О якшах болтали разное. Говорили, например, что Богиня Смерти Хали вытесала их из камней Химилийских гор, дабы существа эти охраняли несметные сокровища в темных пещерах. Другие утверждали, что якши ведут родословную от древних гигантов, которых небесные воители Асур и Катар так долго лупили по головам своими палицами, что те уменьшились до трех локтей с шапкой, а глаза у несчастных вылезли на лоб, да так там и остались. Ноги же им якобы вывернул Индра, за то что коварные недорос-лики хотели умыкнуть Небесную Черепаху и лишить земном диск опоры.
Как бы то ни было, к якшам относились презрительно и в то же время с опаской, хотя и пускали на рынки, где карлики обменивали плоды дерева у-у, дарующие мужчинам любовную силу, и молоко птицы удгар, полезное для стариков и кормящих матерей, на железные ножи и наконечники для стрел. Кузнечного дела они, похоже, не ведали.

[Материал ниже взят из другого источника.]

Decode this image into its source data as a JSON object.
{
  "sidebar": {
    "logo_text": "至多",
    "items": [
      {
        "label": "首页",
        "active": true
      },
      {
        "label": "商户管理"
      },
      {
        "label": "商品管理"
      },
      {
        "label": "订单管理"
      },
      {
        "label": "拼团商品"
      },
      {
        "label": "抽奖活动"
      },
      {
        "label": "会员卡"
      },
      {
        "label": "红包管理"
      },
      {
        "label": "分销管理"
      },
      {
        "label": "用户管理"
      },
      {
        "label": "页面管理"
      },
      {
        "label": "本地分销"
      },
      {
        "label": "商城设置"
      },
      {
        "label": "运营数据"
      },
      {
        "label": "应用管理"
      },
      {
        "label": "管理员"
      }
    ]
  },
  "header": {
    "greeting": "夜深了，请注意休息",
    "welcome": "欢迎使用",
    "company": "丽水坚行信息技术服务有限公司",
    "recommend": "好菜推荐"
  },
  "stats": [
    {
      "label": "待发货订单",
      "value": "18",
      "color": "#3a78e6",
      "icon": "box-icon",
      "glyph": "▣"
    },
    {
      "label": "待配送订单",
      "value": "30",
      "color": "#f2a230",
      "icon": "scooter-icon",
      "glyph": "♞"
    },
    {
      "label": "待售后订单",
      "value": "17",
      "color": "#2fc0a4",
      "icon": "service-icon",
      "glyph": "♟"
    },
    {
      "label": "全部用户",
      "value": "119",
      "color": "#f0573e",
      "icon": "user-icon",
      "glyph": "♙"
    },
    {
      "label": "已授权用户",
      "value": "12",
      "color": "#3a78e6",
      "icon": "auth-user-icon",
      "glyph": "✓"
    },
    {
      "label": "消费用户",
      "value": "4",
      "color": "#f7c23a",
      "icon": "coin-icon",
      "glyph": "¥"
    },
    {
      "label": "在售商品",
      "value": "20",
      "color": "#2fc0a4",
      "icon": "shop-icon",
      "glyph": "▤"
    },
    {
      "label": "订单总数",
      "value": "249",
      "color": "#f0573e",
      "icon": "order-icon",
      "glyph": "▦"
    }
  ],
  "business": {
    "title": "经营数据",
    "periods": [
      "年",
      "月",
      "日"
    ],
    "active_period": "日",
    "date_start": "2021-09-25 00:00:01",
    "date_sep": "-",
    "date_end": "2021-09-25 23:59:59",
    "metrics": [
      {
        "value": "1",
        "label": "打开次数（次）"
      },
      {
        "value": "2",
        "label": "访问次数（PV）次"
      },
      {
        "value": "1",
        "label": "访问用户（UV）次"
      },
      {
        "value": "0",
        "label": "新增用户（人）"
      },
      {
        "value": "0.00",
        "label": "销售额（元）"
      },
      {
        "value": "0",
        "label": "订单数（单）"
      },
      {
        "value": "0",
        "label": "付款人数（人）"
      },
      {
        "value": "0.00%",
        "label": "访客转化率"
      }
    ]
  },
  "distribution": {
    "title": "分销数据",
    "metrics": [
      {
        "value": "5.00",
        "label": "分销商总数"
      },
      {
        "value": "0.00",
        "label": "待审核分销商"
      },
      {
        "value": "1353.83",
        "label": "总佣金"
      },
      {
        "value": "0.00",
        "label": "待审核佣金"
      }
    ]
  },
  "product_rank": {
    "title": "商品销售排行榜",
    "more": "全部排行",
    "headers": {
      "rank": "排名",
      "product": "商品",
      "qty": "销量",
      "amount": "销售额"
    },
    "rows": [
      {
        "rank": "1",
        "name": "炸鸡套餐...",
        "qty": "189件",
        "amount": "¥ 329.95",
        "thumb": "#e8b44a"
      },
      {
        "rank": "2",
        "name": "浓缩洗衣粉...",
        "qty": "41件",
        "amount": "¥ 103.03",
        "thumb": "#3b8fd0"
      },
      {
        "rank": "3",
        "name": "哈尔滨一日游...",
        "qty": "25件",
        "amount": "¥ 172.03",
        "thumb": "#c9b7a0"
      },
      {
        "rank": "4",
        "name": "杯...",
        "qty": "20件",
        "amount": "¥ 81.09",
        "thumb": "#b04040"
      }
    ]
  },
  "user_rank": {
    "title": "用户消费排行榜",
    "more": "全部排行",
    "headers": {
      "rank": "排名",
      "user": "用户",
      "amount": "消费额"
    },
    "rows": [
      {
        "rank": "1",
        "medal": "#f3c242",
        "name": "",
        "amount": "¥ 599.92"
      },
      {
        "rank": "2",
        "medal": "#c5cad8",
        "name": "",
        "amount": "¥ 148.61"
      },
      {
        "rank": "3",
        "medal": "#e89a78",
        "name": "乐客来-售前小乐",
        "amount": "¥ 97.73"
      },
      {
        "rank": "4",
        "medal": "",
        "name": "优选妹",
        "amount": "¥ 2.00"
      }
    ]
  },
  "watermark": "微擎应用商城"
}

Время от времени очередной Мехараджуб объявлял их вне закона, ссылаясь на свидетельства очевидцев, уличавших лесное племя в отвратительном людоедстве. Однако плоды у-у произрастали в местах, ведомых лишь якшам, а птицу удгар никто из людей и вовсе не видел. Так что по настоянию стареющих любовников и кормящих матерей законы приходилось отменять, и недорослики вновь появлялись в городах, заставляя жителей зажимать носы и плеваться от их весьма своеобразного запаха.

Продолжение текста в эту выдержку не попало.